One year after the introduction of Florida’s most powerful supercomputer, UF researchers are asking the university for a second one.

Negotiations and planning have begun to create a second HiPerGator, one that is bigger and faster than its predecessor. Erik Deumens, director of research computing at UF, said the HiPerGator’s system is expected to be 70 percent full by February.

“The acceptance of HiPerGator has been so fast, faster than we projected,” Deumens said. “We plan for HiPerGator 2 to be online in June 2015. That’s when the first one will run out of capacity.”

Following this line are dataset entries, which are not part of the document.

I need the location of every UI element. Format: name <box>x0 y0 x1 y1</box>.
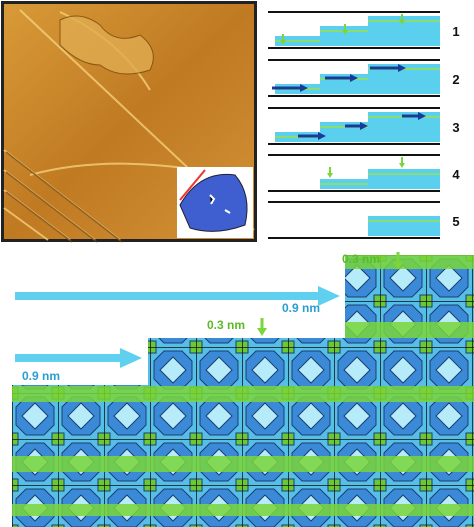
green-arrow <box>327 173 333 178</box>
green-arrow <box>342 30 348 35</box>
lattice: 0.3 nm 0.3 nm 0.9 nm 0.9 nm <box>12 252 474 527</box>
terrace-width-label: 0.9 nm <box>22 369 60 383</box>
panel-number: 4 <box>452 167 460 182</box>
arrow <box>360 122 368 130</box>
green-arrow <box>399 163 405 168</box>
afm-image <box>1 1 257 243</box>
step-height-label: 0.3 nm <box>342 252 380 266</box>
arrow <box>318 132 326 140</box>
terrace-width-label: 0.9 nm <box>282 301 320 315</box>
panel-number: 1 <box>452 24 459 39</box>
arrow <box>300 84 308 92</box>
arrow <box>350 74 358 82</box>
panel-number: 2 <box>452 72 459 87</box>
layer <box>368 216 440 236</box>
panel-number: 3 <box>452 120 459 135</box>
arrow <box>418 112 426 120</box>
green-arrow <box>399 20 405 25</box>
green-arrow <box>280 40 286 45</box>
panel-number: 5 <box>452 214 459 229</box>
step-height-label: 0.3 nm <box>207 318 245 332</box>
step-schematic: 1 2 3 4 5 <box>268 11 460 239</box>
layer <box>368 169 440 189</box>
arrow <box>398 64 406 72</box>
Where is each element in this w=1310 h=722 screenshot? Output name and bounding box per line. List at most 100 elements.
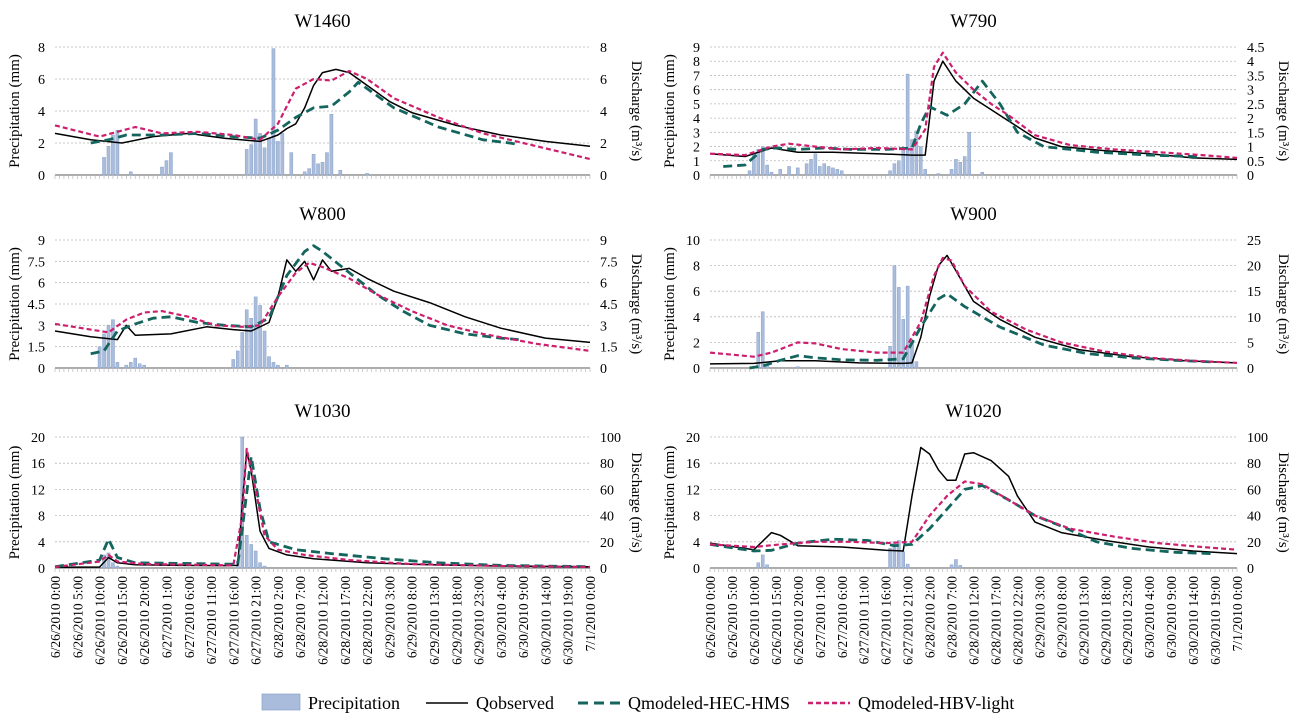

About 360 faculty members and their research groups have access to the HiPerGator supercomputer, with the total number of users amounting to 1,300. UF spent about $3.4 million on the first HiPerGator, which was built by UF researchers, Dell, Terascala, Mellanox and AMD. The supercomputer has 16,384 processing cores and is one of the top 500 supercomputers in the world.

The development of a second HiPerGator supercomputer will be an acquisition the university will fund, Deumens said. Faculty will also use their grants to buy pieces of it in order for the university to recover their funds.

The creation of a second supercomputer will be an important addition to UF’s preeminence plan, which Deumens said has been a strong selling point in hiring new researchers.

“From the feedback of many people we’ve hired, almost all of them were very impressed with the infrastructure that UF had in place,” he said.

About 20 new researchers who have been hired made their decision to work at the university based on the HiPerGator, and several more negotiations for new staff are still in progress, he said. Some of the UF research projects using the supercomputer include predicting political elections from data gathered before citizens vote to processing the impact of HIV on the human brain. Once the second HiPerGator launches in June, researchers will continue to use the original supercomputer until its four-year lifespan expires.

Michael Elliot, a UF computer engineering junior, said he’s excited to see the how UF’s research projects turn out with the help of the HiPerGator supercomputer.

“It’s not every day that you hear about a supercomputer existing on campus,” said Elliot. “I think it’s probably even rarer to hear about two of them in one place. I think that’s pretty special.”